¿A dónde vas, Lalo?

¿Qué matrimonio bien llevado no ha tenido una bronca en la vida? Conozca la historia de Lalo y Noni contada por Enrique Núñez Rodríguez

Autor:

Ciro Bianchi Ross

Lalo era el administrador del ingenio. Noni, su esposa. Lalo, presidente del Club Rotario. Noni, presidenta de la Liga contra el Cáncer. Lalo, ingeniero. Noni, maestra normalista. Lalo, venerable Maestro de la Logia. Noni, presidenta de las Hijas de María. En una palabra: lo mejor de la sociedad en aquel central azucarero. Claro que lo de Lalo y Noni era solo para los dueños norteamericanos y los jefes cubanos. Para los trabajadores de la casa del ingenio, como le llamaban a la planta industrial, eran don Bernardo y la señora Ramona, los inquilinos de «la vivienda», como le decían al caserón donde residían, muy cerca del chalet de Mr. Lanier, el dueño norteamericano. Es decir, en la zona más exclusiva del batey.

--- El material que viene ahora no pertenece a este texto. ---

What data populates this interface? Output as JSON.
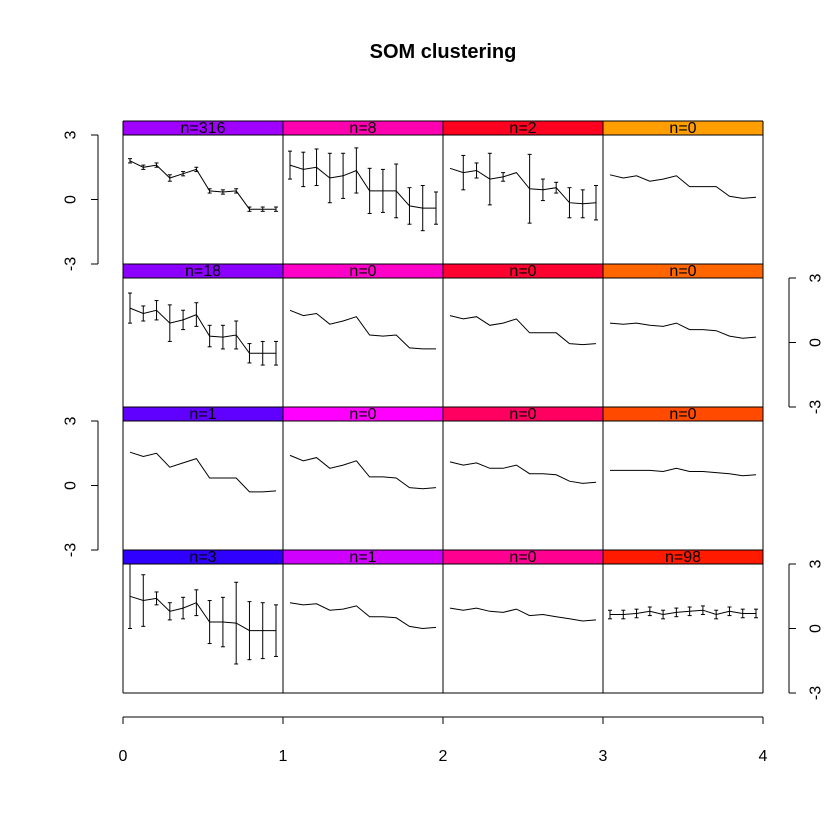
{
  "chart_data": {
    "type": "line",
    "title": "SOM clustering",
    "grid_columns": 4,
    "grid_rows": 4,
    "x_axis": {
      "ticks": [
        "0",
        "1",
        "2",
        "3",
        "4"
      ],
      "range": [
        0,
        4
      ]
    },
    "y_axis": {
      "ticks": [
        "-3",
        "0",
        "3"
      ],
      "range": [
        -3,
        3
      ]
    },
    "points_per_profile": 12,
    "panels": [
      {
        "row": 1,
        "col": 1,
        "label": "n=316",
        "color": "#A000FF",
        "errorbars": true,
        "means": [
          1.8,
          1.5,
          1.6,
          1.0,
          1.2,
          1.4,
          0.4,
          0.35,
          0.4,
          -0.45,
          -0.45,
          -0.45
        ],
        "err": [
          0.1,
          0.1,
          0.1,
          0.15,
          0.1,
          0.1,
          0.1,
          0.1,
          0.1,
          0.1,
          0.1,
          0.1
        ]
      },
      {
        "row": 1,
        "col": 2,
        "label": "n=8",
        "color": "#FF00B0",
        "errorbars": true,
        "means": [
          1.6,
          1.4,
          1.5,
          1.0,
          1.1,
          1.35,
          0.4,
          0.4,
          0.4,
          -0.3,
          -0.4,
          -0.4
        ],
        "err": [
          0.65,
          0.8,
          0.85,
          1.15,
          1.05,
          1.05,
          1.05,
          1.0,
          1.25,
          0.85,
          1.05,
          0.75
        ]
      },
      {
        "row": 1,
        "col": 3,
        "label": "n=2",
        "color": "#FF0020",
        "errorbars": true,
        "means": [
          1.45,
          1.25,
          1.35,
          0.95,
          1.05,
          1.25,
          0.5,
          0.45,
          0.55,
          -0.15,
          -0.2,
          -0.15
        ],
        "err": [
          0.0,
          0.8,
          0.35,
          1.2,
          0.2,
          0.0,
          1.6,
          0.5,
          0.25,
          0.7,
          0.65,
          0.8
        ]
      },
      {
        "row": 1,
        "col": 4,
        "label": "n=0",
        "color": "#FF9E00",
        "errorbars": false,
        "means": [
          1.15,
          1.0,
          1.1,
          0.85,
          0.95,
          1.1,
          0.6,
          0.6,
          0.6,
          0.15,
          0.05,
          0.1
        ],
        "err": []
      },
      {
        "row": 2,
        "col": 1,
        "label": "n=18",
        "color": "#8C00FF",
        "errorbars": true,
        "means": [
          1.6,
          1.35,
          1.5,
          0.9,
          1.05,
          1.3,
          0.3,
          0.25,
          0.35,
          -0.5,
          -0.5,
          -0.5
        ],
        "err": [
          0.7,
          0.35,
          0.45,
          0.85,
          0.45,
          0.55,
          0.5,
          0.55,
          0.65,
          0.45,
          0.55,
          0.55
        ]
      },
      {
        "row": 2,
        "col": 2,
        "label": "n=0",
        "color": "#FF00C8",
        "errorbars": false,
        "means": [
          1.5,
          1.25,
          1.35,
          0.85,
          1.0,
          1.2,
          0.35,
          0.3,
          0.35,
          -0.25,
          -0.3,
          -0.3
        ],
        "err": []
      },
      {
        "row": 2,
        "col": 3,
        "label": "n=0",
        "color": "#FF0030",
        "errorbars": false,
        "means": [
          1.25,
          1.1,
          1.2,
          0.8,
          0.9,
          1.1,
          0.45,
          0.45,
          0.45,
          -0.05,
          -0.1,
          -0.05
        ],
        "err": []
      },
      {
        "row": 2,
        "col": 4,
        "label": "n=0",
        "color": "#FF6600",
        "errorbars": false,
        "means": [
          0.9,
          0.85,
          0.9,
          0.8,
          0.75,
          0.9,
          0.6,
          0.6,
          0.55,
          0.3,
          0.2,
          0.25
        ],
        "err": []
      },
      {
        "row": 3,
        "col": 1,
        "label": "n=1",
        "color": "#6000FF",
        "errorbars": false,
        "means": [
          1.55,
          1.35,
          1.5,
          0.85,
          1.05,
          1.25,
          0.35,
          0.35,
          0.35,
          -0.3,
          -0.3,
          -0.25
        ],
        "err": []
      },
      {
        "row": 3,
        "col": 2,
        "label": "n=0",
        "color": "#FF00FF",
        "errorbars": false,
        "means": [
          1.4,
          1.15,
          1.3,
          0.8,
          0.95,
          1.15,
          0.4,
          0.4,
          0.35,
          -0.1,
          -0.15,
          -0.1
        ],
        "err": []
      },
      {
        "row": 3,
        "col": 3,
        "label": "n=0",
        "color": "#FF0060",
        "errorbars": false,
        "means": [
          1.1,
          0.95,
          1.05,
          0.8,
          0.8,
          0.95,
          0.55,
          0.55,
          0.5,
          0.2,
          0.1,
          0.15
        ],
        "err": []
      },
      {
        "row": 3,
        "col": 4,
        "label": "n=0",
        "color": "#FF4A00",
        "errorbars": false,
        "means": [
          0.7,
          0.7,
          0.7,
          0.7,
          0.65,
          0.8,
          0.65,
          0.65,
          0.6,
          0.55,
          0.45,
          0.5
        ],
        "err": []
      },
      {
        "row": 4,
        "col": 1,
        "label": "n=3",
        "color": "#3000FF",
        "errorbars": true,
        "means": [
          1.5,
          1.3,
          1.4,
          0.8,
          0.95,
          1.2,
          0.3,
          0.3,
          0.25,
          -0.1,
          -0.1,
          -0.1
        ],
        "err": [
          1.5,
          1.2,
          0.3,
          0.4,
          0.5,
          0.6,
          1.0,
          1.15,
          1.9,
          1.35,
          1.3,
          1.2
        ]
      },
      {
        "row": 4,
        "col": 2,
        "label": "n=1",
        "color": "#D000FF",
        "errorbars": false,
        "means": [
          1.2,
          1.1,
          1.15,
          0.85,
          0.9,
          1.05,
          0.55,
          0.55,
          0.5,
          0.1,
          0.0,
          0.05
        ],
        "err": []
      },
      {
        "row": 4,
        "col": 3,
        "label": "n=0",
        "color": "#FF0090",
        "errorbars": false,
        "means": [
          0.95,
          0.85,
          0.95,
          0.8,
          0.75,
          0.9,
          0.6,
          0.65,
          0.55,
          0.45,
          0.35,
          0.4
        ],
        "err": []
      },
      {
        "row": 4,
        "col": 4,
        "label": "n=98",
        "color": "#FF1A00",
        "errorbars": true,
        "means": [
          0.65,
          0.65,
          0.7,
          0.8,
          0.65,
          0.75,
          0.8,
          0.85,
          0.65,
          0.8,
          0.7,
          0.7
        ],
        "err": [
          0.2,
          0.2,
          0.2,
          0.2,
          0.2,
          0.2,
          0.2,
          0.2,
          0.2,
          0.2,
          0.2,
          0.2
        ]
      }
    ]
  }
}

Aquel día, justo antes de la hora del cambio de turno, cuando los trabajadores tenían que pasar muy cerca de «la vivienda» para dirigirse al poblado cercano, las voces descompuestas de Noni y Lalo despertaron la curiosidad de los trabajadores. La Hija de María le gritaba al venerable maestro los más vituperables horrores. El Presidente de los rotarios le ripostaba, a gritos también, con un idioma más digno de un burdel que de «la vivienda».

Ante la inesperada batalla verbal, a grito pelado, desde el interior de la casona, los trabajadores detuvieron su marcha, se agruparon a disfrutar el inusitado diálogo. En un momento determinado la presidenta de la Liga contra el cáncer le gritó: ¡Hijo e’puta! al ingeniero.

El señor administrador le gritó a la maestra normalista: ¡Marinona! Y tomando una decisión repentina le anunció a su distinguida esposa, como le llamaban en la crónica social del periodiquito local: ¡Me voy pa’l carajo!, y se dirigió a la puerta de salida.

Noni lo siguió como una tromba, con el dedo índice dispuesto a lanzarle los peores improperios. Al salir se dio cuenta de que decenas de trabajadores se habían concentrado en las afueras de la vivienda. Detuvo su loca carrera tras el marido en fuga. Se alisó el cabello alborotado. Cambió el gesto endurecido que llevaba en su rostro por una sonrisa que quiso ser amable, y con inusitada ternura en la voz le preguntó al alto empleado de la General Sugar Company: ¿A dónde vas, Lalo?

Y Lalo, que en su furia incontenible no había notado la presencia de los trabajadores, le contestó indignado: ¡A casa de la resingá de tu madre, puta de mierda!

Desde aquel día, los trabajadores empezaron a llamarle «la jodienda», en vez de «la vivienda», a aquella casona que es hoy, paradójicamente, la Casa de la Cultura de un CAI cuyo nombre tendrán que adivinar los lectores. Lalo falleció. Pero Noni vive todavía. Y le dedica toda su ternura al biznieto al que le dicen Lalo, y al que ella, cuando tiene que regañarlo por algo, le dice con más orgullo que ánimo de recriminarlo: «Eres cagaíto a tu bisabuelo».

Y se sonríe amorosamente. Porque, como dijo una vez, cuando alguien le comentó aquella violenta discusión: «¿Qué matrimonio bien llevado no ha tenido una bronca en la vida?»